I live in the West End, and I have walked past Forage a tonne of times. I even tried to eat there once or twice, but I ended up there at times when they were closed. I was really happy to finally make it there for brunch a couple of weeks ago with my new foodie blogger pal, Emily of The Fat Pigs. You can read Em’s post about our brunch experience here, and you can read mine here.
Now, the meal began with the most amazing scones. They were served warm, and the texture was perfect: a little crisp on the outside, light and fluffy on the inside. They came with butter and homemade jams. Em and I both agreed that we could have happily ended our brunch there, with a coffee and a scone, they were that good.
Well, I screwed up my courage and asked the chef for the recipe, fully expecting him to say no. But glory be! Chef Whittaker was in a sharing mood, and I tested the recipe last weekend. It’s good. Really good. I have to say this, though: these are best enjoyed hot and fresh out of the oven. They’re not quite as good the next day, or re-heated.
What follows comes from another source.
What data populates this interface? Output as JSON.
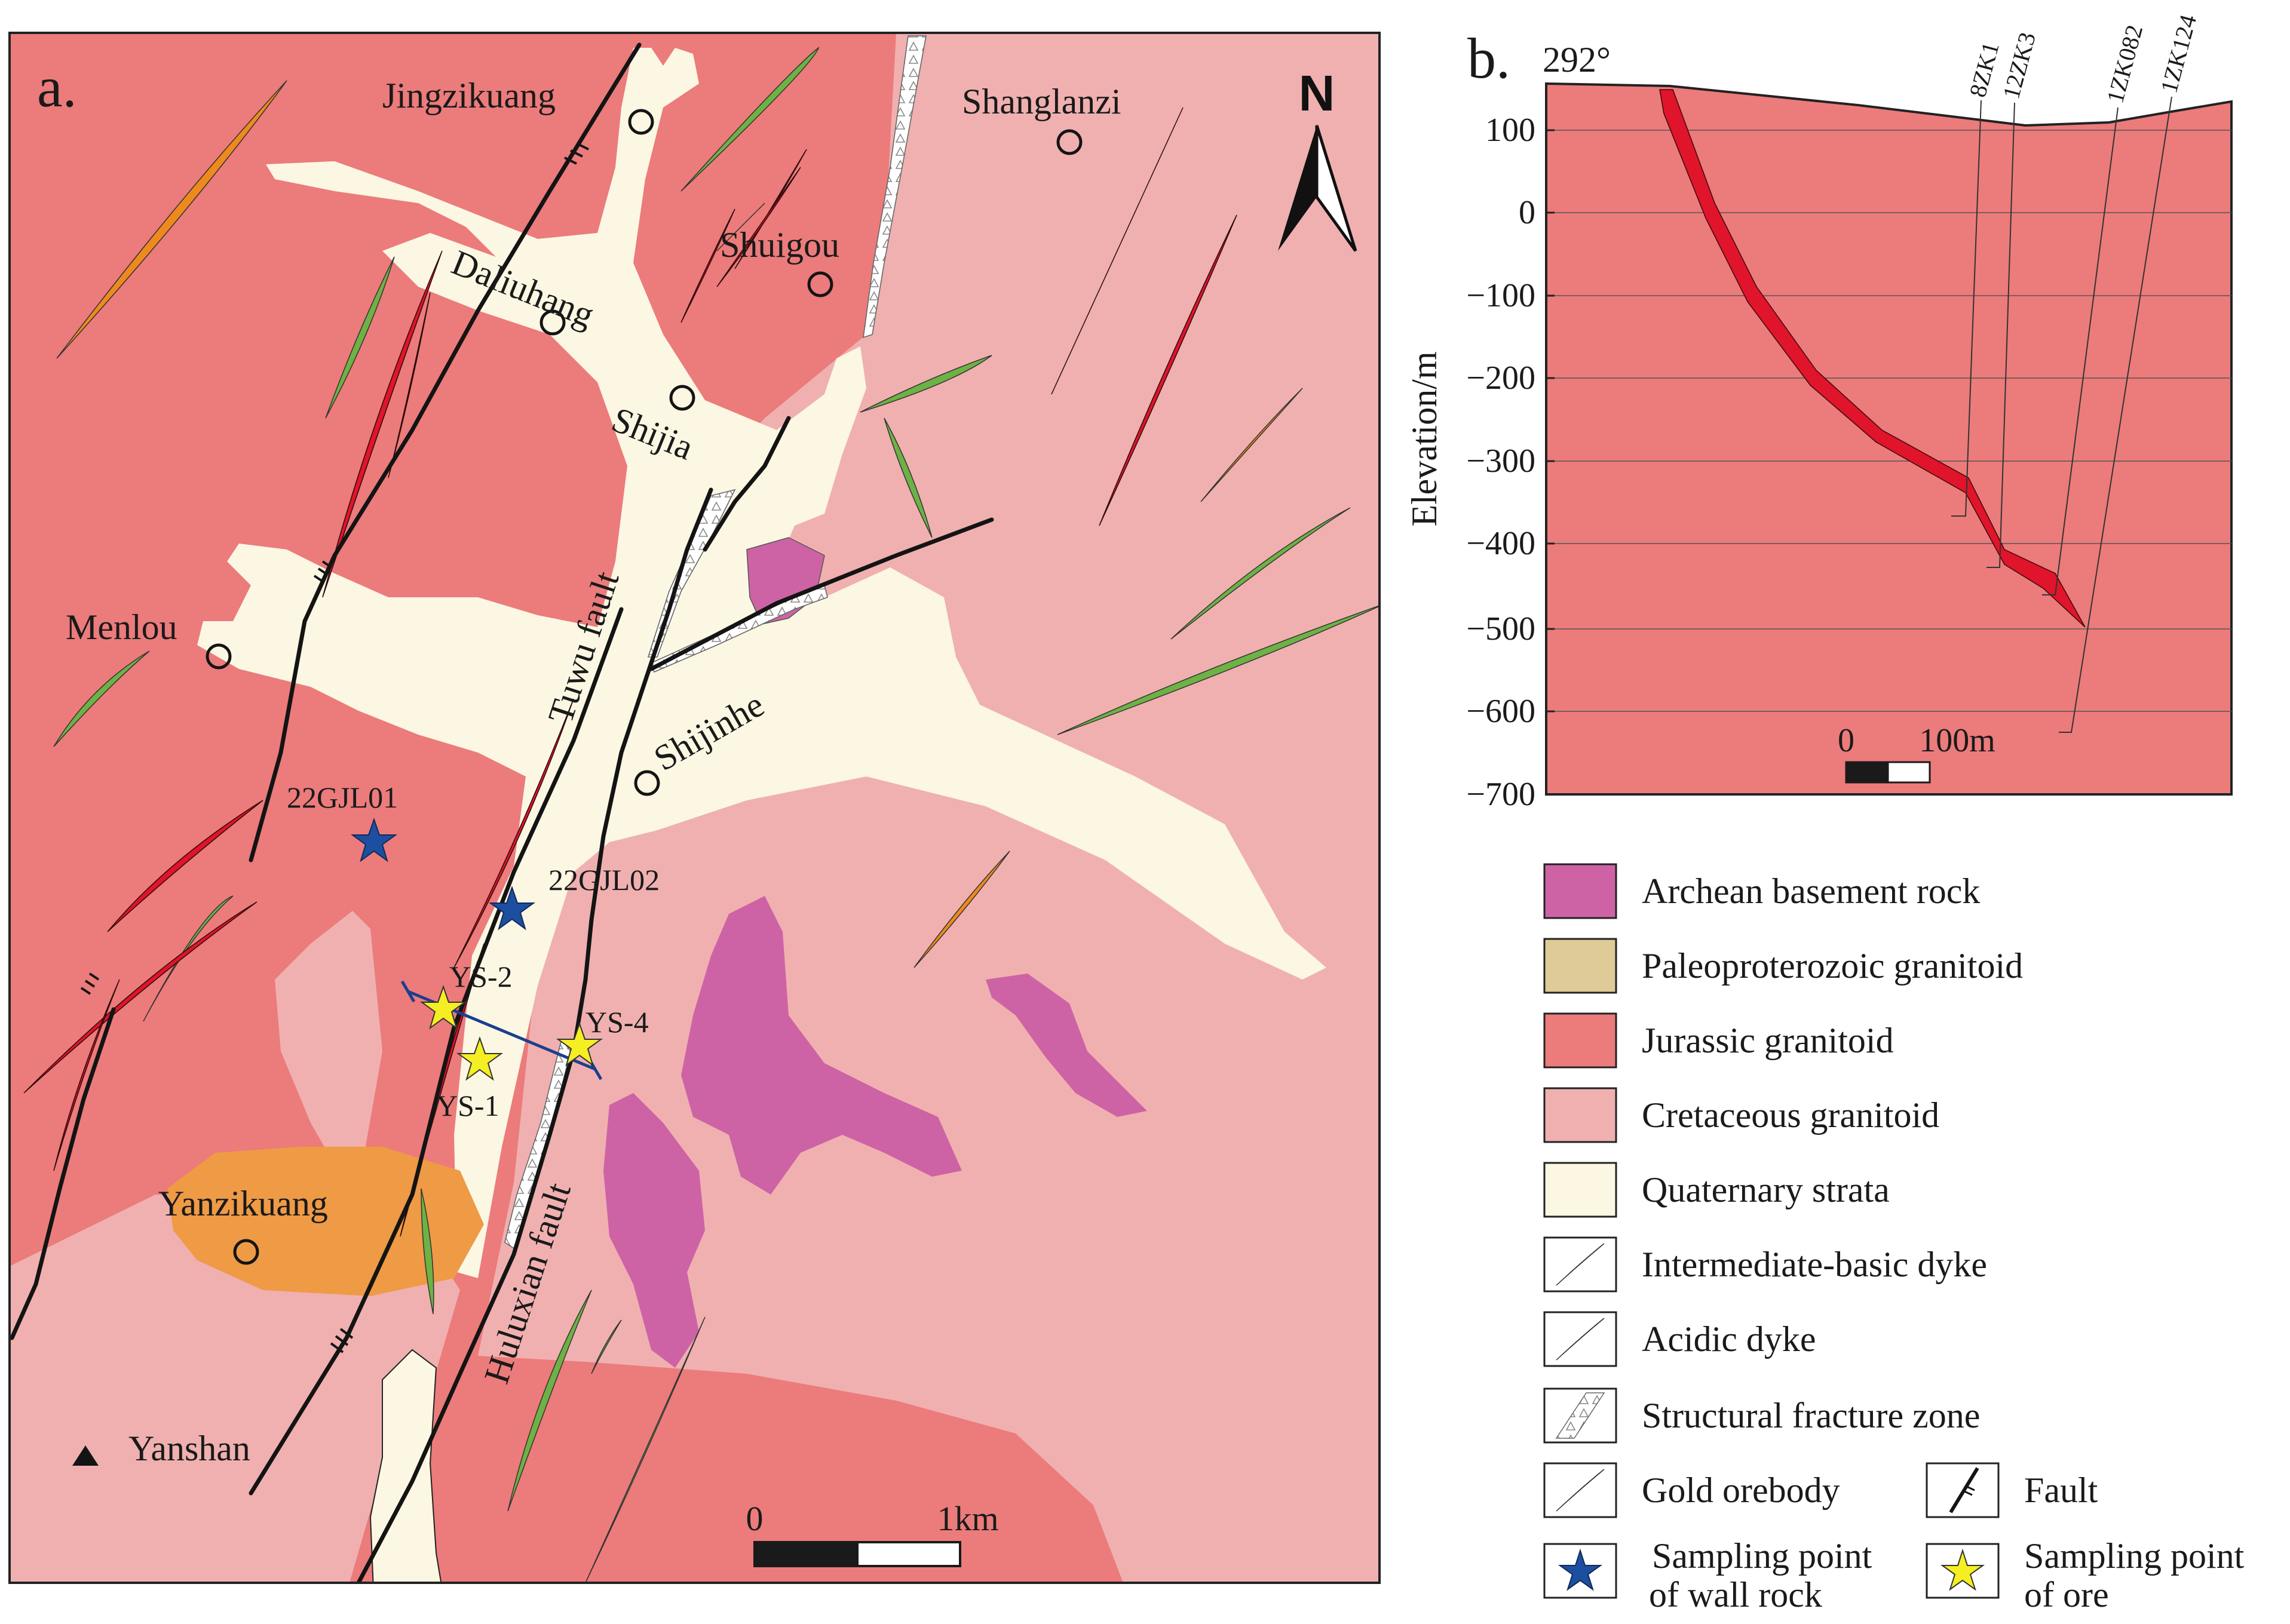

Invite some people over and make up a batch. I busted out my homemade jams to serve with these. The Apricot/Peach/Rosemary in particular went well, as well as some lovely tea-infused apple butter gifted to me by Kim Plumley.
(recipe courtesy of Chef Whittaker from Forage–if you want to taste his, go for brunch)
- 3.5 cups all purpose flour
- 1/2 cup granulated sugar
- 1 tsp salt
- 1 tsp baking powder
- 1 cup butter (cubed into 1/2 inch pieces)
- 1/2 cup milk or buttermilk
- 2 whole eggs
- 3/4 cup chopped dried apricots, but you can use whatever you like: cheese, dried fruit, etc.
- Measure all dry ingredients together and cut butter into dry mixture with pastry cutter (I did this in my food processor).
- Mix milk and egg and apricots together and slowly combine with dry ingredients. It is very important not to over mix. The batter does not need to be fully incorporated and smooth. It should look crumbly and just have come together. At this point, I dumped it out of the food processor and onto my countertop and kneaded it a little until it all came together.
- Roll dough 3/4 inch thick and cut into squares or circles, whatever shape you desire.
- Scramble an egg and brush on each of the scones.
- In a preheated 350 degree oven, bake for 20 – 25 minutes. Serve warm.